Langue française, francophonie et histoire d’Haïti étaient au programme d’« Urgence(s) d’écrire, rêve(s) d’habiter », la leçon inaugurale de l’écrivaine haïtienne, ce 21 mars. Yanick Lahens a ainsi baptisé la chaire « Mondes francophones », récemment créée par le Collège de France justement dans le but de favoriser la réflexion autour de la francophonie et ses expressions culturelles.
Yanick Lahens est convaincue qu’il faut connaître l’histoire d’Haïti pour comprendre sa littérature. Une littérature qui accompagne les premiers pas de la jeune République issue de la révolte des esclaves en 1804. « La littérature en langue française est d’abord celle d’une infime minorité, sommée d’écrire pour dire nous capable de fonder une communauté de citoyens », rappelle-t-elle.

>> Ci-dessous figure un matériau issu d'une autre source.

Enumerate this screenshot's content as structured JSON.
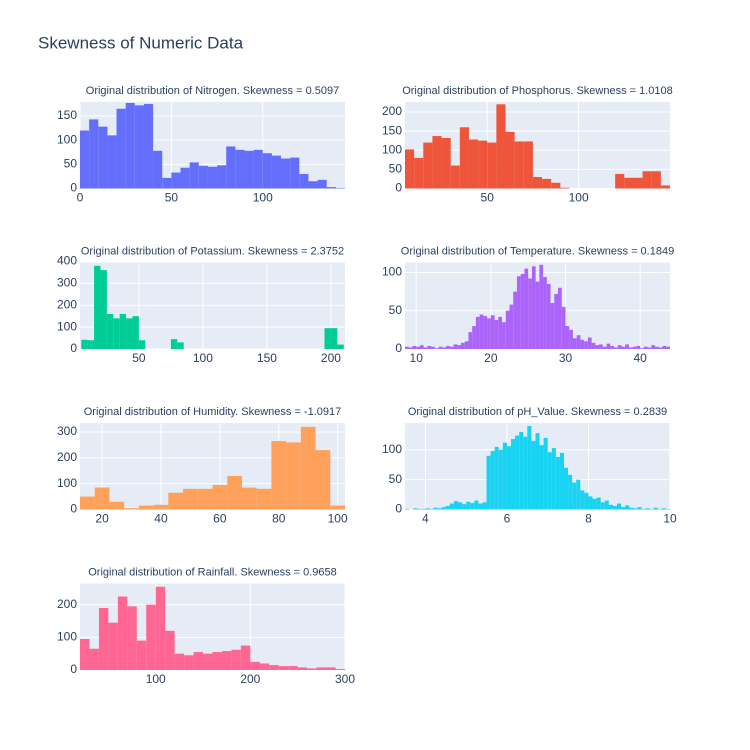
{
  "title": "Skewness of Numeric Data",
  "chart_data": [
    {
      "type": "histogram",
      "title": "Original distribution of Nitrogen. Skewness = 0.5097",
      "color": "#636efa",
      "bins": [
        0,
        5,
        10,
        15,
        20,
        25,
        30,
        35,
        40,
        45,
        50,
        55,
        60,
        65,
        70,
        75,
        80,
        85,
        90,
        95,
        100,
        105,
        110,
        115,
        120,
        125,
        130,
        135,
        140,
        145
      ],
      "counts": [
        120,
        143,
        128,
        110,
        165,
        177,
        172,
        175,
        78,
        22,
        33,
        43,
        54,
        47,
        45,
        48,
        87,
        80,
        78,
        80,
        73,
        68,
        62,
        64,
        30,
        15,
        18,
        3,
        1
      ],
      "xlim": [
        0,
        145
      ],
      "ylim": [
        0,
        179
      ],
      "xticks": [
        0,
        50,
        100
      ],
      "yticks": [
        0,
        50,
        100,
        150
      ]
    },
    {
      "type": "histogram",
      "title": "Original distribution of Phosphorus. Skewness = 1.0108",
      "color": "#EF553B",
      "bins": [
        5,
        10,
        15,
        20,
        25,
        30,
        35,
        40,
        45,
        50,
        55,
        60,
        65,
        70,
        75,
        80,
        85,
        90,
        95,
        100,
        105,
        110,
        115,
        120,
        125,
        130,
        135,
        140,
        145,
        150
      ],
      "counts": [
        102,
        80,
        120,
        137,
        132,
        60,
        160,
        128,
        125,
        120,
        220,
        148,
        123,
        123,
        30,
        25,
        15,
        2,
        0,
        0,
        0,
        0,
        0,
        38,
        28,
        28,
        45,
        45,
        8
      ],
      "xlim": [
        5,
        150
      ],
      "ylim": [
        0,
        226
      ],
      "xticks": [
        50,
        100
      ],
      "yticks": [
        0,
        50,
        100,
        150,
        200
      ]
    },
    {
      "type": "histogram",
      "title": "Original distribution of Potassium. Skewness = 2.3752",
      "color": "#00cc96",
      "bins": [
        5,
        10,
        15,
        20,
        25,
        30,
        35,
        40,
        45,
        50,
        55,
        60,
        65,
        70,
        75,
        80,
        85,
        90,
        95,
        100,
        105,
        110,
        115,
        120,
        125,
        130,
        135,
        140,
        145,
        150,
        155,
        160,
        165,
        170,
        175,
        180,
        185,
        190,
        195,
        200,
        205,
        210
      ],
      "counts": [
        42,
        40,
        380,
        360,
        160,
        140,
        160,
        140,
        150,
        40,
        0,
        0,
        0,
        0,
        45,
        30,
        0,
        0,
        0,
        0,
        0,
        0,
        0,
        0,
        0,
        0,
        0,
        0,
        0,
        0,
        0,
        0,
        0,
        0,
        0,
        0,
        0,
        0,
        95,
        95,
        20
      ],
      "xlim": [
        4,
        211
      ],
      "ylim": [
        0,
        395
      ],
      "xticks": [
        50,
        100,
        150,
        200
      ],
      "yticks": [
        0,
        100,
        200,
        300,
        400
      ]
    },
    {
      "type": "histogram",
      "title": "Original distribution of Temperature. Skewness = 0.1849",
      "color": "#ab63fa",
      "bins": [
        8.5,
        9,
        9.5,
        10,
        10.5,
        11,
        11.5,
        12,
        12.5,
        13,
        13.5,
        14,
        14.5,
        15,
        15.5,
        16,
        16.5,
        17,
        17.5,
        18,
        18.5,
        19,
        19.5,
        20,
        20.5,
        21,
        21.5,
        22,
        22.5,
        23,
        23.5,
        24,
        24.5,
        25,
        25.5,
        26,
        26.5,
        27,
        27.5,
        28,
        28.5,
        29,
        29.5,
        30,
        30.5,
        31,
        31.5,
        32,
        32.5,
        33,
        33.5,
        34,
        34.5,
        35,
        35.5,
        36,
        36.5,
        37,
        37.5,
        38,
        38.5,
        39,
        39.5,
        40,
        40.5,
        41,
        41.5,
        42,
        42.5,
        43,
        43.5,
        44
      ],
      "counts": [
        3,
        2,
        4,
        3,
        5,
        2,
        4,
        3,
        1,
        3,
        2,
        4,
        3,
        6,
        5,
        8,
        10,
        22,
        30,
        42,
        45,
        43,
        40,
        44,
        38,
        42,
        35,
        50,
        58,
        75,
        95,
        98,
        105,
        92,
        108,
        88,
        110,
        94,
        85,
        60,
        72,
        80,
        55,
        30,
        25,
        14,
        18,
        12,
        10,
        15,
        8,
        5,
        6,
        3,
        7,
        4,
        2,
        5,
        3,
        6,
        2,
        3,
        4,
        1,
        3,
        2,
        5,
        3,
        2,
        4,
        3
      ],
      "xlim": [
        8.5,
        44
      ],
      "ylim": [
        0,
        113
      ],
      "xticks": [
        10,
        20,
        30,
        40
      ],
      "yticks": [
        0,
        50,
        100
      ]
    },
    {
      "type": "histogram",
      "title": "Original distribution of Humidity. Skewness = -1.0917",
      "color": "#FFA15A",
      "bins": [
        12.5,
        17.5,
        22.5,
        27.5,
        32.5,
        37.5,
        42.5,
        47.5,
        52.5,
        57.5,
        62.5,
        67.5,
        72.5,
        77.5,
        82.5,
        87.5,
        92.5,
        97.5,
        102.5
      ],
      "counts": [
        50,
        85,
        30,
        5,
        15,
        18,
        65,
        80,
        80,
        95,
        130,
        85,
        80,
        265,
        260,
        320,
        230,
        15
      ],
      "xlim": [
        12.5,
        102.5
      ],
      "ylim": [
        0,
        335
      ],
      "xticks": [
        20,
        40,
        60,
        80,
        100
      ],
      "yticks": [
        0,
        100,
        200,
        300
      ]
    },
    {
      "type": "histogram",
      "title": "Original distribution of pH_Value. Skewness = 0.2839",
      "color": "#19d3f3",
      "bins": [
        3.5,
        3.6,
        3.7,
        3.8,
        3.9,
        4.0,
        4.1,
        4.2,
        4.3,
        4.4,
        4.5,
        4.6,
        4.7,
        4.8,
        4.9,
        5.0,
        5.1,
        5.2,
        5.3,
        5.4,
        5.5,
        5.6,
        5.7,
        5.8,
        5.9,
        6.0,
        6.1,
        6.2,
        6.3,
        6.4,
        6.5,
        6.6,
        6.7,
        6.8,
        6.9,
        7.0,
        7.1,
        7.2,
        7.3,
        7.4,
        7.5,
        7.6,
        7.7,
        7.8,
        7.9,
        8.0,
        8.1,
        8.2,
        8.3,
        8.4,
        8.5,
        8.6,
        8.7,
        8.8,
        8.9,
        9.0,
        9.1,
        9.2,
        9.3,
        9.4,
        9.5,
        9.6,
        9.7,
        9.8,
        9.9,
        10.0
      ],
      "counts": [
        1,
        0,
        2,
        1,
        1,
        2,
        1,
        3,
        2,
        4,
        6,
        10,
        14,
        12,
        9,
        13,
        11,
        15,
        10,
        12,
        90,
        98,
        105,
        100,
        112,
        106,
        118,
        124,
        130,
        122,
        140,
        115,
        128,
        108,
        120,
        96,
        103,
        88,
        95,
        70,
        58,
        45,
        50,
        32,
        28,
        22,
        18,
        20,
        12,
        15,
        8,
        6,
        10,
        4,
        7,
        3,
        2,
        4,
        1,
        2,
        1,
        3,
        1,
        2,
        1
      ],
      "xlim": [
        3.5,
        10
      ],
      "ylim": [
        0,
        145
      ],
      "xticks": [
        4,
        6,
        8,
        10
      ],
      "yticks": [
        0,
        50,
        100
      ]
    },
    {
      "type": "histogram",
      "title": "Original distribution of Rainfall. Skewness = 0.9658",
      "color": "#FF6692",
      "bins": [
        20,
        30,
        40,
        50,
        60,
        70,
        80,
        90,
        100,
        110,
        120,
        130,
        140,
        150,
        160,
        170,
        180,
        190,
        200,
        210,
        220,
        230,
        240,
        250,
        260,
        270,
        280,
        290,
        300
      ],
      "counts": [
        95,
        65,
        190,
        145,
        225,
        195,
        90,
        200,
        255,
        120,
        50,
        45,
        55,
        50,
        55,
        58,
        62,
        75,
        25,
        20,
        15,
        12,
        12,
        8,
        5,
        8,
        8,
        3
      ],
      "xlim": [
        20,
        300
      ],
      "ylim": [
        0,
        265
      ],
      "xticks": [
        100,
        200,
        300
      ],
      "yticks": [
        0,
        100,
        200
      ]
    }
  ]
}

« L’exaltation de l’épopée de l’indépendance et la mise en garde contre un éventuel retour des Français caractérisent toute cette poésie, les premières années », explique la romancière de 65 ans, qui cite Antoine Dupré [poète et dramaturge haïtien de la fin du XVIIIe NLDR] : « Si, quelque jour sur tes rives, reparaissent nos tyrans, que leurs hordes fugitives servent d’engrais à nos champs ».
Une littérature aux multiples identités
En une heure, devant des centaines d’auditeurs, l’écrivaine dresse le portrait d’une littérature qui a surgi aux confins du vieux monde occidental. Mais qui aujourd’hui est le visage même d’une mondialisation faite de multiples identités, avec de jeunes auteurs qui n’écrivent plus uniquement en français ou en créole : « La littérature haïtienne, grâce à la migration, est en train de se faire aujourd’hui dans deux autres langues de l’Amérique, l’anglais et l’espagnol ».

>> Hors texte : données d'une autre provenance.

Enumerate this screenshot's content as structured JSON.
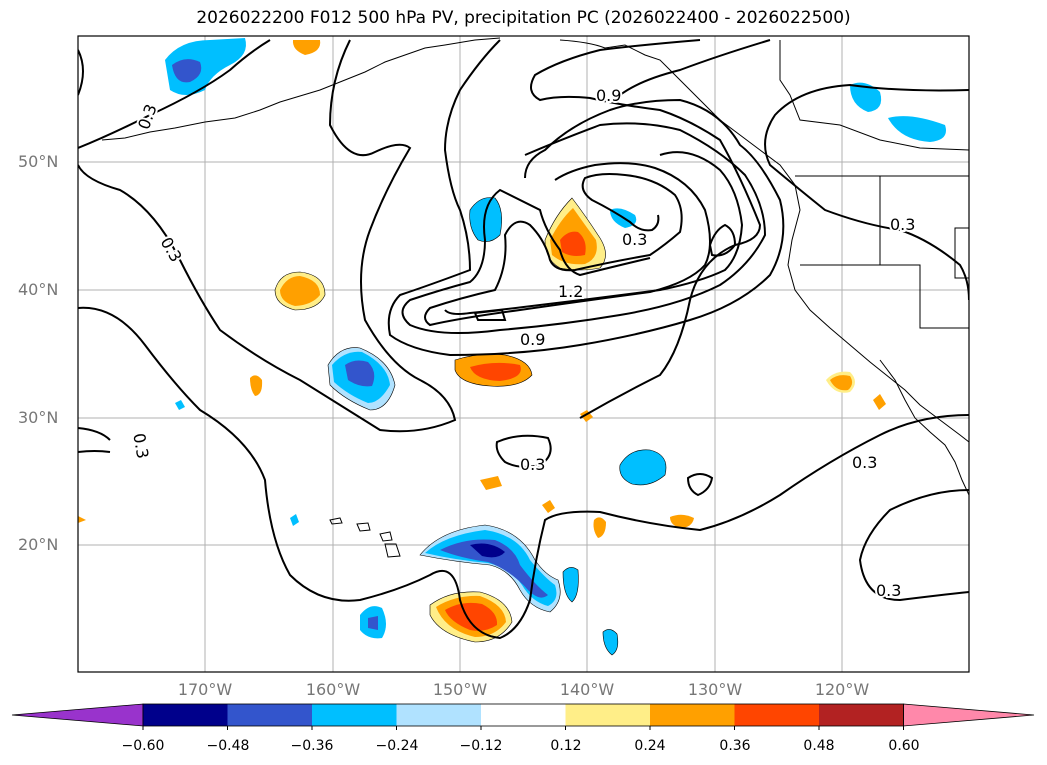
{
  "title": "2026022200 F012 500 hPa PV, precipitation PC (2026022400 - 2026022500)",
  "axes": {
    "lat_labels": [
      {
        "text": "50°N"
      },
      {
        "text": "40°N"
      },
      {
        "text": "30°N"
      },
      {
        "text": "20°N"
      }
    ],
    "lon_labels": [
      {
        "text": "170°W"
      },
      {
        "text": "160°W"
      },
      {
        "text": "150°W"
      },
      {
        "text": "140°W"
      },
      {
        "text": "130°W"
      },
      {
        "text": "120°W"
      }
    ]
  },
  "contour_labels": [
    "0.3",
    "0.9",
    "1.2",
    "0.9",
    "0.3",
    "0.3",
    "0.3",
    "0.3",
    "0.3",
    "0.3",
    "0.3"
  ],
  "colorbar": {
    "ticks": [
      "−0.60",
      "−0.48",
      "−0.36",
      "−0.24",
      "−0.12",
      "0.12",
      "0.24",
      "0.36",
      "0.48",
      "0.60"
    ],
    "colors": [
      "#9933cc",
      "#00008b",
      "#3355cc",
      "#00bfff",
      "#b0e2ff",
      "#ffffff",
      "#ffee88",
      "#ffa000",
      "#ff4500",
      "#b22222",
      "#ff88aa"
    ]
  }
}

Grâce, notamment, aux écrivaines puisque « si la question de l’identité plus ouverte a été posée par les écrivains de première génération de l’exil, ce sont les femmes qui les premières ont fait le saut en écrivant en ces deux langues non officielles. Edwidge Danticat en anglais et Micheline Dusseck en Espagnol ».
Cette littérature en quatre langues, conclut Yanick Lahens, invite la langue française à une « cohabitation avec d’autres idiomes ». L’écrivaine haïtienne estime que le monde francophone doit apprendre à ne plus penser « la langue nationale selon les critères du 19e siècle ».